DRGE: Evidências Conclusivas no Diagnóstico

UNESP/HCFMB - Hospital das Clínicas de Botucatu (SP) — Prova 2022

Enunciado

É considerada evidência conclusiva para doença do refluxo gastroesofágico:

Alternativas

  1. A) endoscopia digestiva alta com esofagite erosiva grau C de Los Angeles.
  2. B) pH-metria de 24 horas com tempo de exposição ácida de 3%.
  3. C) pH-metria com impedanciometria, registrando 35 episódios de refluxo em 24 horas.
  4. D) manometria de esôfago com hipotonia do esfíncter inferior do esôfago.

Pérola Clínica

DRGE conclusiva → Esofagite erosiva graus C/D de Los Angeles na EDA.

Resumo-Chave

A esofagite erosiva graus C ou D na endoscopia digestiva alta é considerada evidência conclusiva de DRGE, pois indica lesão grave da mucosa esofágica causada pelo refluxo ácido. Outros exames como pH-metria e impedanciometria são úteis para casos não erosivos ou refratários, mas não são conclusivos por si só sem correlação clínica ou lesão visível.

Contexto Educacional

A Doença do Refluxo Gastroesofágico (DRGE) é uma condição comum caracterizada pelo refluxo de conteúdo gástrico para o esôfago, causando sintomas e/ou complicações. Sua prevalência é alta, afetando significativamente a qualidade de vida dos pacientes e sendo um tema recorrente em provas de residência médica. O diagnóstico preciso é crucial para o manejo adequado. O diagnóstico da DRGE pode ser clínico, baseado em sintomas típicos, ou objetivo, através de exames complementares. A endoscopia digestiva alta (EDA) é fundamental, especialmente para identificar esofagite erosiva. A classificação de Los Angeles (graus A, B, C, D) descreve a extensão da lesão da mucosa esofágica, sendo os graus C e D considerados evidência conclusiva de DRGE devido à gravidade das erosões. A pH-metria de 24 horas e a impedanciometria são indicadas para casos sem esofagite erosiva ou para avaliar refluxo não ácido, fornecendo dados sobre a exposição ácida e o número de episódios de refluxo. A manometria esofágica avalia a função motora do esôfago e a competência do esfíncter inferior, sendo útil para excluir distúrbios motores ou planejar cirurgia. O tratamento da DRGE envolve modificações no estilo de vida, uso de inibidores da bomba de prótons (IBPs) e, em casos selecionados, cirurgia. A compreensão dos critérios diagnósticos e da interpretação dos exames é essencial para o residente, permitindo um manejo eficaz e a prevenção de complicações como estenoses e esôfago de Barrett.

Perguntas Frequentes

Quais são os critérios para o diagnóstico conclusivo de DRGE?

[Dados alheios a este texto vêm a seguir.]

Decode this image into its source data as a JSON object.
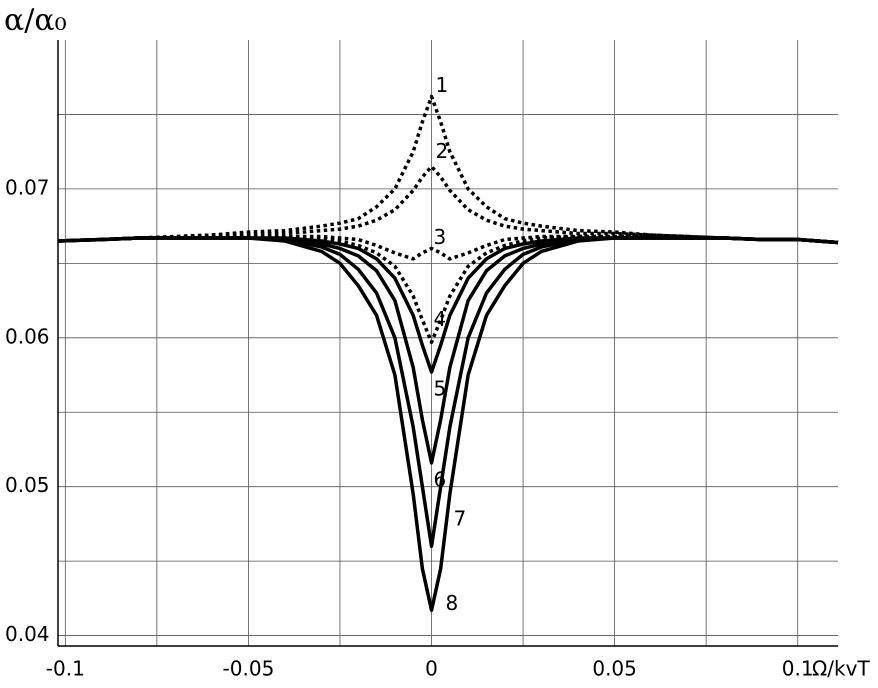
{
  "chart_data": {
    "type": "line",
    "y_label": "α/α₀",
    "x_label": "Ω/kvT",
    "x": [
      -0.102,
      -0.09,
      -0.08,
      -0.07,
      -0.06,
      -0.05,
      -0.04,
      -0.03,
      -0.025,
      -0.02,
      -0.015,
      -0.01,
      -0.005,
      -0.0025,
      0,
      0.0025,
      0.005,
      0.01,
      0.015,
      0.02,
      0.025,
      0.03,
      0.04,
      0.05,
      0.06,
      0.07,
      0.08,
      0.09,
      0.1,
      0.111
    ],
    "series": [
      {
        "name": "1",
        "color": "#000000",
        "dash": "dotted",
        "values": [
          0.0665,
          0.0666,
          0.0667,
          0.0668,
          0.0669,
          0.0671,
          0.0672,
          0.0675,
          0.0677,
          0.068,
          0.0688,
          0.07,
          0.0725,
          0.0745,
          0.0762,
          0.0745,
          0.0725,
          0.07,
          0.0688,
          0.068,
          0.0677,
          0.0675,
          0.0672,
          0.0671,
          0.0669,
          0.0668,
          0.0667,
          0.0666,
          0.0666,
          0.0664
        ]
      },
      {
        "name": "2",
        "color": "#000000",
        "dash": "dotted",
        "values": [
          0.0665,
          0.0666,
          0.0667,
          0.0668,
          0.0669,
          0.067,
          0.067,
          0.0672,
          0.0673,
          0.0675,
          0.0679,
          0.0686,
          0.0699,
          0.0708,
          0.0715,
          0.0708,
          0.0699,
          0.0686,
          0.0679,
          0.0675,
          0.0673,
          0.0672,
          0.067,
          0.067,
          0.0669,
          0.0668,
          0.0667,
          0.0666,
          0.0666,
          0.0664
        ]
      },
      {
        "name": "3",
        "color": "#000000",
        "dash": "dotted",
        "values": [
          0.0665,
          0.0666,
          0.0667,
          0.0667,
          0.0668,
          0.0668,
          0.0668,
          0.0668,
          0.0667,
          0.0666,
          0.0662,
          0.0657,
          0.0653,
          0.0657,
          0.066,
          0.0657,
          0.0653,
          0.0657,
          0.0662,
          0.0666,
          0.0667,
          0.0668,
          0.0668,
          0.0668,
          0.0668,
          0.0667,
          0.0667,
          0.0666,
          0.0666,
          0.0664
        ]
      },
      {
        "name": "4",
        "color": "#000000",
        "dash": "dotted",
        "values": [
          0.0665,
          0.0666,
          0.0667,
          0.0667,
          0.0668,
          0.0668,
          0.0668,
          0.0667,
          0.0665,
          0.0662,
          0.0657,
          0.0648,
          0.0628,
          0.0612,
          0.0597,
          0.0612,
          0.0628,
          0.0648,
          0.0657,
          0.0662,
          0.0665,
          0.0667,
          0.0668,
          0.0668,
          0.0668,
          0.0667,
          0.0667,
          0.0666,
          0.0666,
          0.0664
        ]
      },
      {
        "name": "5",
        "color": "#000000",
        "dash": "solid",
        "values": [
          0.0665,
          0.0666,
          0.0667,
          0.0667,
          0.0667,
          0.0667,
          0.0667,
          0.0665,
          0.0663,
          0.066,
          0.0653,
          0.064,
          0.0615,
          0.0595,
          0.0577,
          0.0595,
          0.0615,
          0.064,
          0.0653,
          0.066,
          0.0663,
          0.0665,
          0.0667,
          0.0667,
          0.0667,
          0.0667,
          0.0667,
          0.0666,
          0.0666,
          0.0664
        ]
      },
      {
        "name": "6",
        "color": "#000000",
        "dash": "solid",
        "values": [
          0.0665,
          0.0666,
          0.0667,
          0.0667,
          0.0667,
          0.0667,
          0.0666,
          0.0663,
          0.066,
          0.0655,
          0.0645,
          0.0625,
          0.058,
          0.0545,
          0.0516,
          0.0545,
          0.058,
          0.0625,
          0.0645,
          0.0655,
          0.066,
          0.0663,
          0.0666,
          0.0667,
          0.0667,
          0.0667,
          0.0667,
          0.0666,
          0.0666,
          0.0664
        ]
      },
      {
        "name": "7",
        "color": "#000000",
        "dash": "solid",
        "values": [
          0.0665,
          0.0666,
          0.0667,
          0.0667,
          0.0667,
          0.0667,
          0.0666,
          0.0661,
          0.0656,
          0.0646,
          0.063,
          0.06,
          0.054,
          0.05,
          0.046,
          0.05,
          0.054,
          0.06,
          0.063,
          0.0646,
          0.0656,
          0.0661,
          0.0666,
          0.0667,
          0.0667,
          0.0667,
          0.0667,
          0.0666,
          0.0666,
          0.0664
        ]
      },
      {
        "name": "8",
        "color": "#000000",
        "dash": "solid",
        "values": [
          0.0665,
          0.0666,
          0.0667,
          0.0667,
          0.0667,
          0.0667,
          0.0665,
          0.0658,
          0.065,
          0.0635,
          0.0615,
          0.0575,
          0.0495,
          0.0445,
          0.0417,
          0.0445,
          0.0495,
          0.0575,
          0.0615,
          0.0635,
          0.065,
          0.0658,
          0.0665,
          0.0667,
          0.0667,
          0.0667,
          0.0667,
          0.0666,
          0.0666,
          0.0664
        ]
      }
    ],
    "xlim": [
      -0.102,
      0.111
    ],
    "ylim": [
      0.0393,
      0.08
    ],
    "xticks": [
      -0.1,
      -0.05,
      0,
      0.05,
      0.1
    ],
    "yticks": [
      0.04,
      0.05,
      0.06,
      0.07
    ],
    "x_minor_grid": [
      -0.075,
      -0.025,
      0.025,
      0.075
    ],
    "y_minor_grid": [
      0.045,
      0.055,
      0.065,
      0.075
    ],
    "grid": true
  }
}
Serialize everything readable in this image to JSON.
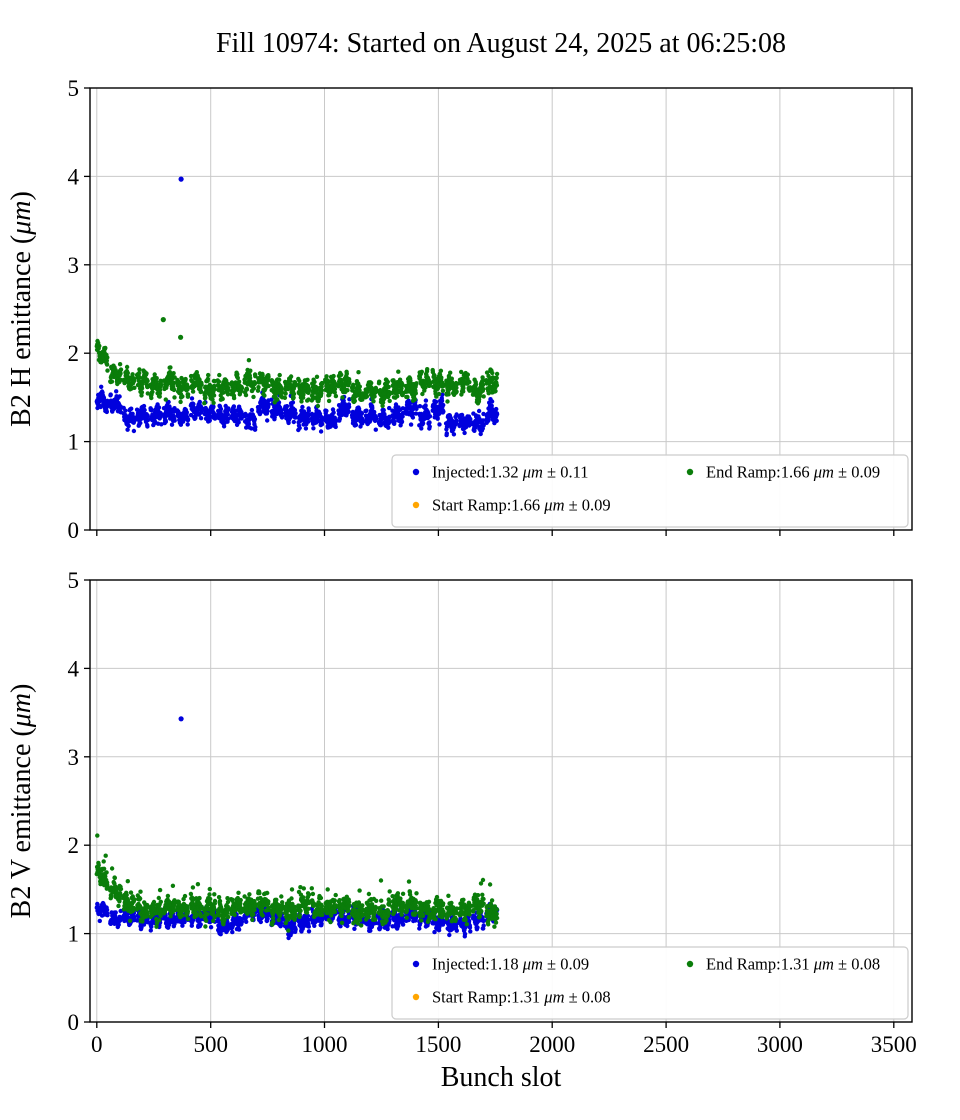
{
  "title": "Fill 10974: Started on August 24, 2025 at 06:25:08",
  "xlabel": "Bunch slot",
  "colors": {
    "injected": "#0000dd",
    "start_ramp": "#ffa500",
    "end_ramp": "#0a7d0a",
    "grid": "#c9c9c9",
    "axis": "#000000",
    "legend_border": "#cccccc"
  },
  "chart_data": [
    {
      "type": "scatter",
      "title": "",
      "ylabel": "B2 H emittance (μm)",
      "xlabel": "",
      "xlim": [
        -30,
        3580
      ],
      "ylim": [
        0,
        5
      ],
      "xticks": [
        0,
        500,
        1000,
        1500,
        2000,
        2500,
        3000,
        3500
      ],
      "yticks": [
        0,
        1,
        2,
        3,
        4,
        5
      ],
      "grid": true,
      "show_x_tick_labels": false,
      "legend_position": "lower right",
      "trains": {
        "count": 30,
        "length": 48,
        "gap": 11
      },
      "series": [
        {
          "name": "Injected",
          "color_key": "injected",
          "mean": 1.32,
          "std": 0.11,
          "legend_label": "Injected:1.32 μm ± 0.11",
          "plotted": true,
          "seed": 101,
          "band": {
            "base": 1.3,
            "start_boost": 0.18,
            "decay": 120,
            "noise": 0.045,
            "wave": 0.05
          }
        },
        {
          "name": "Start Ramp",
          "color_key": "start_ramp",
          "mean": 1.66,
          "std": 0.09,
          "legend_label": "Start Ramp:1.66 μm ± 0.09",
          "plotted": false
        },
        {
          "name": "End Ramp",
          "color_key": "end_ramp",
          "mean": 1.66,
          "std": 0.09,
          "legend_label": "End Ramp:1.66 μm ± 0.09",
          "plotted": true,
          "seed": 202,
          "band": {
            "base": 1.63,
            "start_boost": 0.33,
            "decay": 100,
            "noise": 0.05,
            "wave": 0.06
          }
        }
      ],
      "outliers": [
        {
          "series": "Injected",
          "x": 370,
          "y": 3.97
        },
        {
          "series": "End Ramp",
          "x": 292,
          "y": 2.38
        },
        {
          "series": "End Ramp",
          "x": 368,
          "y": 2.18
        }
      ],
      "legend": {
        "columns": [
          [
            "Injected",
            "Start Ramp"
          ],
          [
            "End Ramp"
          ]
        ]
      }
    },
    {
      "type": "scatter",
      "title": "",
      "ylabel": "B2 V emittance (μm)",
      "xlabel": "Bunch slot",
      "xlim": [
        -30,
        3580
      ],
      "ylim": [
        0,
        5
      ],
      "xticks": [
        0,
        500,
        1000,
        1500,
        2000,
        2500,
        3000,
        3500
      ],
      "yticks": [
        0,
        1,
        2,
        3,
        4,
        5
      ],
      "grid": true,
      "show_x_tick_labels": true,
      "legend_position": "lower right",
      "trains": {
        "count": 30,
        "length": 48,
        "gap": 11
      },
      "series": [
        {
          "name": "Injected",
          "color_key": "injected",
          "mean": 1.18,
          "std": 0.09,
          "legend_label": "Injected:1.18 μm ± 0.09",
          "plotted": true,
          "seed": 303,
          "band": {
            "base": 1.16,
            "start_boost": 0.1,
            "decay": 140,
            "noise": 0.04,
            "wave": 0.04
          }
        },
        {
          "name": "Start Ramp",
          "color_key": "start_ramp",
          "mean": 1.31,
          "std": 0.08,
          "legend_label": "Start Ramp:1.31 μm ± 0.08",
          "plotted": false
        },
        {
          "name": "End Ramp",
          "color_key": "end_ramp",
          "mean": 1.31,
          "std": 0.08,
          "legend_label": "End Ramp:1.31 μm ± 0.08",
          "plotted": true,
          "seed": 404,
          "band": {
            "base": 1.29,
            "start_boost": 0.38,
            "decay": 80,
            "noise": 0.055,
            "wave": 0.05,
            "spike": {
              "prob": 0.03,
              "max": 0.3
            }
          }
        }
      ],
      "outliers": [
        {
          "series": "Injected",
          "x": 370,
          "y": 3.43
        }
      ],
      "legend": {
        "columns": [
          [
            "Injected",
            "Start Ramp"
          ],
          [
            "End Ramp"
          ]
        ]
      }
    }
  ]
}
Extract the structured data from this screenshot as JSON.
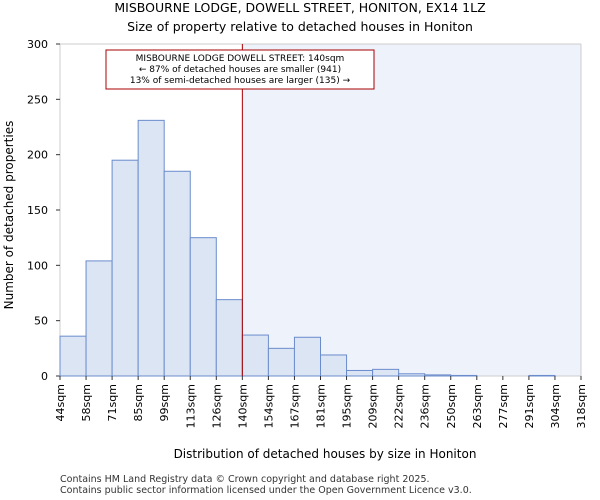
{
  "chart_data": {
    "type": "bar",
    "title_line1": "MISBOURNE LODGE, DOWELL STREET, HONITON, EX14 1LZ",
    "title_line2": "Size of property relative to detached houses in Honiton",
    "xlabel": "Distribution of detached houses by size in Honiton",
    "ylabel": "Number of detached properties",
    "ylim": [
      0,
      300
    ],
    "yticks": [
      0,
      50,
      100,
      150,
      200,
      250,
      300
    ],
    "bin_edges": [
      "44sqm",
      "58sqm",
      "71sqm",
      "85sqm",
      "99sqm",
      "113sqm",
      "126sqm",
      "140sqm",
      "154sqm",
      "167sqm",
      "181sqm",
      "195sqm",
      "209sqm",
      "222sqm",
      "236sqm",
      "250sqm",
      "263sqm",
      "277sqm",
      "291sqm",
      "304sqm",
      "318sqm"
    ],
    "values": [
      36,
      104,
      195,
      231,
      185,
      125,
      69,
      37,
      25,
      35,
      19,
      5,
      6,
      2,
      1,
      0.5,
      0,
      0,
      0.5,
      0
    ],
    "marker_bin_index": 7,
    "annotation": {
      "line1": "MISBOURNE LODGE DOWELL STREET: 140sqm",
      "line2": "← 87% of detached houses are smaller (941)",
      "line3": "13% of semi-detached houses are larger (135) →"
    },
    "colors": {
      "bar_fill": "#dbe5f4",
      "bar_stroke": "#6b8ccc",
      "highlight_bg": "#eef2fb",
      "marker": "#aa0000"
    }
  },
  "footer": {
    "line1": "Contains HM Land Registry data © Crown copyright and database right 2025.",
    "line2": "Contains public sector information licensed under the Open Government Licence v3.0."
  }
}
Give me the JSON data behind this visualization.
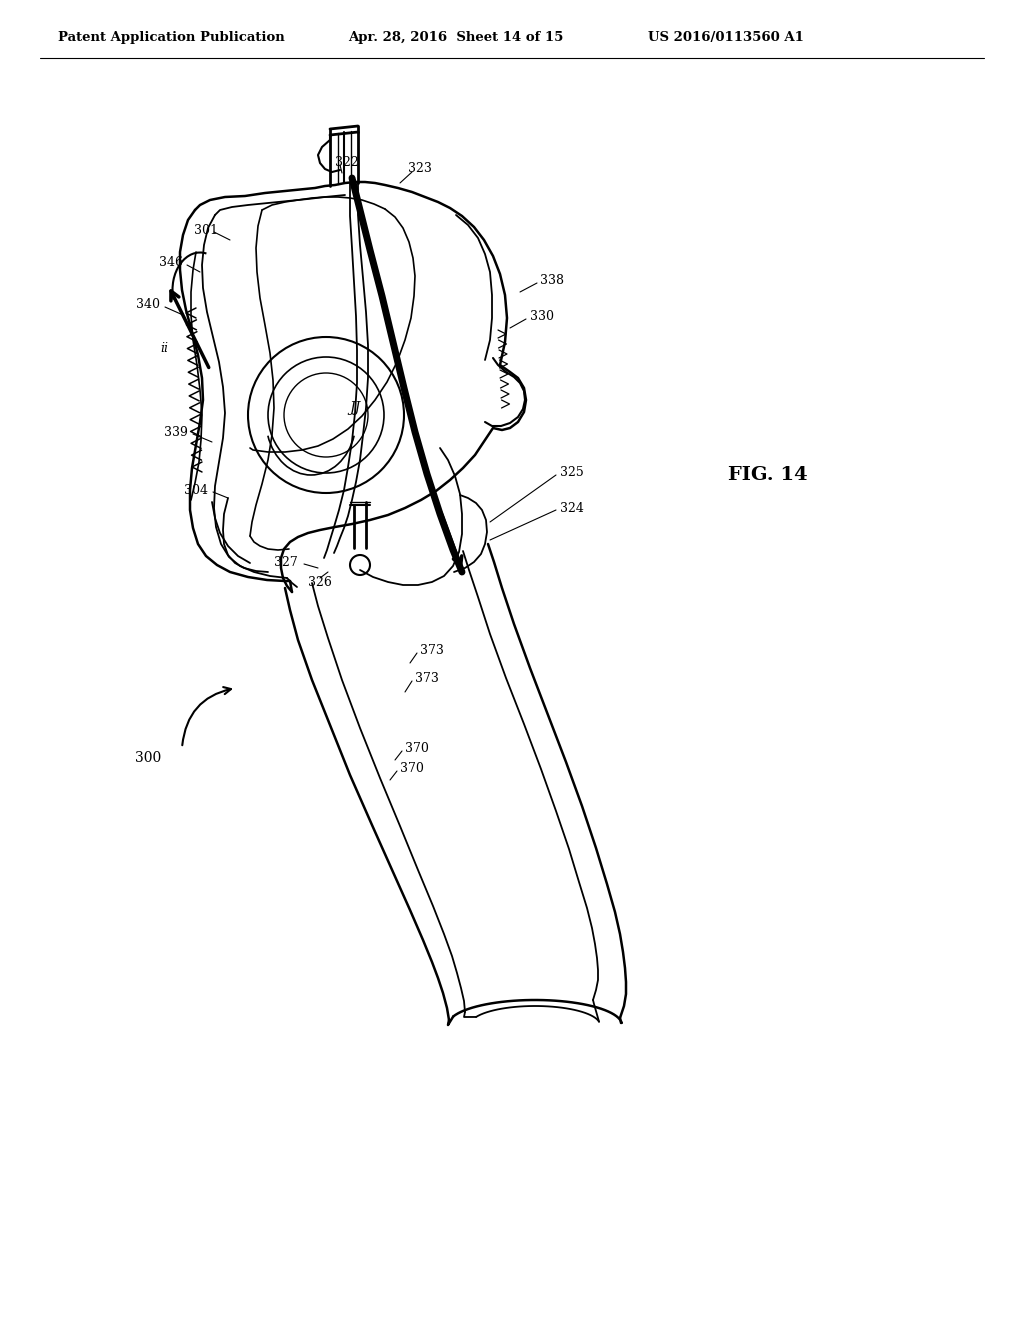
{
  "header_left": "Patent Application Publication",
  "header_mid": "Apr. 28, 2016  Sheet 14 of 15",
  "header_right": "US 2016/0113560 A1",
  "fig_label": "FIG. 14",
  "bg": "#ffffff"
}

O diagnóstico conclusivo de DRGE é estabelecido pela presença de esofagite erosiva graus C ou D na endoscopia digestiva alta, que indica lesão significativa da mucosa esofágica.

Qual o papel da pH-metria e impedanciometria na DRGE?

A pH-metria e a impedanciometria são úteis para diagnosticar DRGE em pacientes com sintomas típicos mas sem esofagite erosiva na EDA, ou para avaliar a resposta ao tratamento e refluxo não ácido.

Como a classificação de Los Angeles se relaciona com a gravidade da DRGE?

A classificação de Los Angeles categoriza a esofagite erosiva de A a D, com A sendo a forma mais leve e D a mais grave, indicando a extensão da lesão da mucosa esofágica.